Sefer Demir / DÜZCE (İGFA) – Osmanlı Devleti, Ramazan ayı boyunca halkın mağdur olmaması için un ve koyun gibi temel gıda maddelerini başkent dışından temin eder, esnafın satacağı gıda fiyatlarını önceden belirlerdi.
Bu fiyatlara uyulup uyulmadığı ise sıkı denetimlerle kontrol edilirdi. Ayrıca, Sultan’ın kılık değiştirerek halkın arasına karışması ve şikayetleri yerinde dinlemesi Osmanlı’nın halkla bütünleşme anlayışının önemli bir parçasıydı.
Ramazan’ın Osmanlı toplumundaki sembollerinden biri olan mahyaların camileri süslemesi, iftar ve sahur vakitlerinin top atışlarıyla halka duyurulması gibi gelenekler de programda geniş yer buldu.
Doç.

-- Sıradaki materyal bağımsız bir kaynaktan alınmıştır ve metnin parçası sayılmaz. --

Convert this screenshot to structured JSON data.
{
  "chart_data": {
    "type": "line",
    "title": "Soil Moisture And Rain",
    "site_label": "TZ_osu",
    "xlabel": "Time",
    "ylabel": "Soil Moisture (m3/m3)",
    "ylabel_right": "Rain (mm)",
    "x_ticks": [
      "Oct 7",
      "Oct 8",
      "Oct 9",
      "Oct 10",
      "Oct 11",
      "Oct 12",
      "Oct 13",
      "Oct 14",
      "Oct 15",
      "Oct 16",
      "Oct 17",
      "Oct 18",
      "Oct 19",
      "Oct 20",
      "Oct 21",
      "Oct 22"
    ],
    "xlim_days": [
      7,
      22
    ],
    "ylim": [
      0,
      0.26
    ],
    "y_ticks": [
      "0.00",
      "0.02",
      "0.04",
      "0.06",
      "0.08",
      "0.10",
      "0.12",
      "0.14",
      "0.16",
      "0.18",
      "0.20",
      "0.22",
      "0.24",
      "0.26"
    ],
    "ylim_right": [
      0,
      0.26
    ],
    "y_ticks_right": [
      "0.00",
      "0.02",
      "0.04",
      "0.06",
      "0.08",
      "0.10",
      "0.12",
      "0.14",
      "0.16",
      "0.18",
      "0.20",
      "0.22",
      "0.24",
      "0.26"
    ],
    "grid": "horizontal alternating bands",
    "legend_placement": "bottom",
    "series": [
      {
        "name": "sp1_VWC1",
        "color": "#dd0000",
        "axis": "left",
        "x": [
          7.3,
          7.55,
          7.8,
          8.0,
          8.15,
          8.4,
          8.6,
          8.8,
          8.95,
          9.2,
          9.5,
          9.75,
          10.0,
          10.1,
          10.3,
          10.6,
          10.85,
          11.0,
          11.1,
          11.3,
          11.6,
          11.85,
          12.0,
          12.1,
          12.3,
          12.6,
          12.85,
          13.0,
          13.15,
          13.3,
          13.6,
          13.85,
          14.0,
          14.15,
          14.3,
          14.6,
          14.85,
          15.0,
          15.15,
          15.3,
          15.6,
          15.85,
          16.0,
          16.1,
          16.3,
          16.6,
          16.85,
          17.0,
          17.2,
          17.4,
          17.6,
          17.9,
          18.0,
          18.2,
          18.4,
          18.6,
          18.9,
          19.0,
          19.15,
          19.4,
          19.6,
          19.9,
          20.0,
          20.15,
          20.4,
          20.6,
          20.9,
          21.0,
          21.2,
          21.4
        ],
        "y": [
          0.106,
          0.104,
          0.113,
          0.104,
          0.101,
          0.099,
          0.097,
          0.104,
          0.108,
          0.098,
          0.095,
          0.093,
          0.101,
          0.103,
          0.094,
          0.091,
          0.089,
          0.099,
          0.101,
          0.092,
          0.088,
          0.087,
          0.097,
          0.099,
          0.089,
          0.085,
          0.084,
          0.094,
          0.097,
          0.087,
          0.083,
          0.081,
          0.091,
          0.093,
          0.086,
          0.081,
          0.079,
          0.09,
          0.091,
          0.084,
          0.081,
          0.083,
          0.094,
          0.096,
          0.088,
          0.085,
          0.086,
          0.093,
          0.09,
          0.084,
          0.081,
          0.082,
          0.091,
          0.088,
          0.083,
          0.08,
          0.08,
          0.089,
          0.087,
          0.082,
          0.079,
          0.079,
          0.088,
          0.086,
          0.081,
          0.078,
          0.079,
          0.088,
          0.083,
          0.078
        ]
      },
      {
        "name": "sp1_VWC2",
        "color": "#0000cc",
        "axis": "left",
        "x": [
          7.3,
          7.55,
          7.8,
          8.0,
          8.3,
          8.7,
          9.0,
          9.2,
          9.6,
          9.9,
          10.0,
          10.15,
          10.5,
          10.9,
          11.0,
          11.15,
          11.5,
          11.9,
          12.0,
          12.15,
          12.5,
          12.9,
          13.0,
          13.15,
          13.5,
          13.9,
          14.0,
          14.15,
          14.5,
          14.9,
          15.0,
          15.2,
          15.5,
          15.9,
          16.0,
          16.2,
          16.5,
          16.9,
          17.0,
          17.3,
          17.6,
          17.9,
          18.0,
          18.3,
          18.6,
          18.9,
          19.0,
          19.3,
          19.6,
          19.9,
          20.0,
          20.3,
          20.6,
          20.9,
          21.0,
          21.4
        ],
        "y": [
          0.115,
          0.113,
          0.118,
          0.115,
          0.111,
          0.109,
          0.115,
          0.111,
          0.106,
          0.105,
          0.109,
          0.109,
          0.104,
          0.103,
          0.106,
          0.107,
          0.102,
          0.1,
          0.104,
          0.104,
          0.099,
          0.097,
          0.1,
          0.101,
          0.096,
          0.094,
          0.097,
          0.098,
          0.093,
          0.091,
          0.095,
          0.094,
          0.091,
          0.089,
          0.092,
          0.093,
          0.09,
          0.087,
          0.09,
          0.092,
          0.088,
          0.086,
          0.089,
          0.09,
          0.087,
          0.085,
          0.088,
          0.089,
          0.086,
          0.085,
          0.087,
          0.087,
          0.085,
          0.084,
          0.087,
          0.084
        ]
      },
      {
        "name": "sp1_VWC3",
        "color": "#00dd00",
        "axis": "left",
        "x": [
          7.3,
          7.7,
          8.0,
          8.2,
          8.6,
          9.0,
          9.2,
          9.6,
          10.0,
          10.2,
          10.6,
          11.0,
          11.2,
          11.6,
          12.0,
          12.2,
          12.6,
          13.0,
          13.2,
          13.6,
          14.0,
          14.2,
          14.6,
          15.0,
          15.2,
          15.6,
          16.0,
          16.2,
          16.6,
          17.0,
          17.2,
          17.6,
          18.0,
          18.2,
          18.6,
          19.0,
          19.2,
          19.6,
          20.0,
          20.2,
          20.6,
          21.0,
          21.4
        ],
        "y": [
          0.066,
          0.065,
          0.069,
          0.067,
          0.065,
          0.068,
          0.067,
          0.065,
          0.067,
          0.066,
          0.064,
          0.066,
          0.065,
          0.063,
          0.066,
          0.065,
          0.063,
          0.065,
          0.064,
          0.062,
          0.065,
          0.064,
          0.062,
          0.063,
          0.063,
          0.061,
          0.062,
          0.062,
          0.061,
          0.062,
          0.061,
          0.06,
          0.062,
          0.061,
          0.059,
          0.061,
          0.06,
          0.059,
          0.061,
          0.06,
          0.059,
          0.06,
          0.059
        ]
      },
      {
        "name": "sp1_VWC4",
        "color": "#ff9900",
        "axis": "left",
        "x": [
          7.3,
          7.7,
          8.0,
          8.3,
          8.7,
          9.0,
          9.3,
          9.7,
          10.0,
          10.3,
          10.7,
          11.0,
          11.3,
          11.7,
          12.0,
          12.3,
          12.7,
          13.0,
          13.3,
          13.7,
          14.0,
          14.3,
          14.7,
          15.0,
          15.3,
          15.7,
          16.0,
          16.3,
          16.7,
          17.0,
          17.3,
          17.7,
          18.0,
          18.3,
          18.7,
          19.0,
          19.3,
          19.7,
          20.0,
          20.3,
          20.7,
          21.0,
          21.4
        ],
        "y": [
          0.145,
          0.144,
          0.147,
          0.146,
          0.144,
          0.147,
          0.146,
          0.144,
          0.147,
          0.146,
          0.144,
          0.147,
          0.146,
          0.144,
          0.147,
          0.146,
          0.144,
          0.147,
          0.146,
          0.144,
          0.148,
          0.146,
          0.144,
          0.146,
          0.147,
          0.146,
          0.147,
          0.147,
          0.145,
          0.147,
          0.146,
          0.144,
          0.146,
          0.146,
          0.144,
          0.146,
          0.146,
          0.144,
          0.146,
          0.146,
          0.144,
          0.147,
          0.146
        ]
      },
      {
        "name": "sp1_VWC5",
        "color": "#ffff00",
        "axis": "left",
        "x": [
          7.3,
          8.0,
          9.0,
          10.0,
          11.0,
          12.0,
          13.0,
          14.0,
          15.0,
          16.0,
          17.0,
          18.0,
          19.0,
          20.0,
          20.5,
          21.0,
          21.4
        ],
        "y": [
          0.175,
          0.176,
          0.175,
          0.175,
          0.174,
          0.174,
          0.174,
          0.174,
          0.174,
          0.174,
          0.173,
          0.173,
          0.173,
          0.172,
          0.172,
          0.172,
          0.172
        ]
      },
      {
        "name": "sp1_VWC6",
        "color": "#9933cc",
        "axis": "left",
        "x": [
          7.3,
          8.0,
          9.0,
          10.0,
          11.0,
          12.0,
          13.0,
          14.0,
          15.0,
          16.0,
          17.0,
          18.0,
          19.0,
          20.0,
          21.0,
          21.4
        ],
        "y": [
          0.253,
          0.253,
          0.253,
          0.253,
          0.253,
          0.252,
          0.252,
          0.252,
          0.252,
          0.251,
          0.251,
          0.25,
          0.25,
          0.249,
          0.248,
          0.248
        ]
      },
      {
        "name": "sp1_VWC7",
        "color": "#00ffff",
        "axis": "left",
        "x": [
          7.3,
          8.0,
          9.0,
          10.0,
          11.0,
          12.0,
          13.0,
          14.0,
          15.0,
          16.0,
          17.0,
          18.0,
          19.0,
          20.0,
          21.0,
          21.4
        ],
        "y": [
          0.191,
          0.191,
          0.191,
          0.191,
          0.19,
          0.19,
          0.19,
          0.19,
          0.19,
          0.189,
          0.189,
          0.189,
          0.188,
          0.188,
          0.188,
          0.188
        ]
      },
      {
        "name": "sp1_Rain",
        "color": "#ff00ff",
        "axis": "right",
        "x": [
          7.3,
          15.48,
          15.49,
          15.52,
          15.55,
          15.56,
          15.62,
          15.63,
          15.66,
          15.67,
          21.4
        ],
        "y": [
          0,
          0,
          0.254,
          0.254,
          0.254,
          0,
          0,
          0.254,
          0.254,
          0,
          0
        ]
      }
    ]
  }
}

Dr. İlhan Gök, ilginç bir ayrıntıya da değinerek, top atışları sırasında kazayla yaralanıp hayatını kaybeden kişilerin “Ramazan şehidi” olarak kabul edildiğini ve ailelerine maaş bağlandığını belirtti.
Osmanlı’da iftar davetleri de önemli bir gelenekti. Devlet adamları Ramazan’ın ilk günlerinde aileleriyle iftar yaparken, sonraki günlerde geniş katılımlı sofralar kurar ve davetlilere “diş kirası” adı altında hediyeler verilirdi. Ramazan’ın 15. gününde ise Sultan’ın alayıyla birlikte Topkapı Sarayı’ndaki Hırka-i Saadet odasına giderek kutsal emanetleri ziyaret etmesi Osmanlı’daki manevi atmosferi daha da güçlendiriyordu.
Gök, programda Osmanlı Ramazan geleneklerine dair Avrupalı seyyahların gözlemlerine de değindi. Ayrıca, günümüzde Ramazan Bayramı’nın “Şeker Bayramı” olarak anılmasının kökenine dair çeşitli teorileri dile getirdi.
Bu tabirin Osmanlı Sultanları’nın Ramazan Bayramı’nda halka şeker ve hediyeler dağıtmasından kaynaklanabileceğini ifade eden Gök, “Şeker” ve “Şükür” kelimelerinin benzerliği nedeniyle de zamanla bu kullanımın yaygınlaşmış olabileceğini belirtti.
Ordulu akademisyen Doç. Dr. İlhan Gök’ün tarihsel bilgi birikimiyle katkı sunduğu program, izleyicilerden büyük ilgi gördü. Osmanlı tarihine ve Ramazan geleneklerine dair yeni perspektifler sunan bu program, tarih meraklılarına eşsiz bilgiler sundu.